In this demo paper, we design and prototype RhythmEdge, a low-cost, deep-learning-based contact-less system for regular HR monitoring applications. RhythmEdge benefits over existing approaches by facilitating contact-less nature, real-time/offline operation, inexpensive and available sensing components, and computing devices. Our RhythmEdge system is portable and easily deployable for reliable HR estimation in moderately controlled indoor or outdoor environments. RhythmEdge measures HR via detecting changes in blood volume from facial videos (Remote Photoplethysmography; rPPG) and provides instant assessment using off-the-shelf commercially available resource-constrained edge platforms and video cameras.
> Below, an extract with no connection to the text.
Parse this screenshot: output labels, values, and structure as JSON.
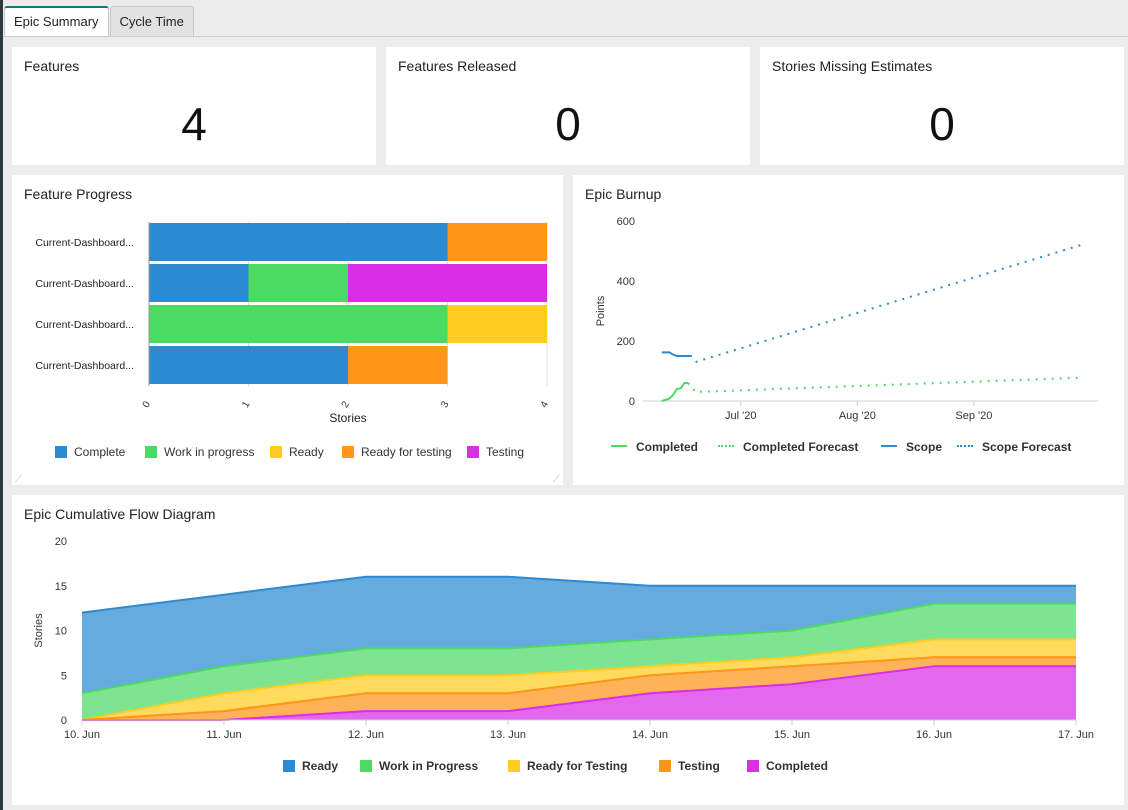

We demonstrate the scalability, flexibility, and compatibility of the RhythmEdge by deploying it on three resource-constrained platforms of differing architectures (NVIDIA Jetson Nano, Google Coral Development Board, Raspberry Pi) and three heterogeneous cameras of differing sensitivity, resolution, properties (web camera, action camera, and DSLR). RhythmEdge further stores longitudinal cardiovascular information and provides instant notification to the users. We thoroughly test the prototype stability, latency, and feasibility for three edge computing platforms by profiling their runtime, memory, and power usage.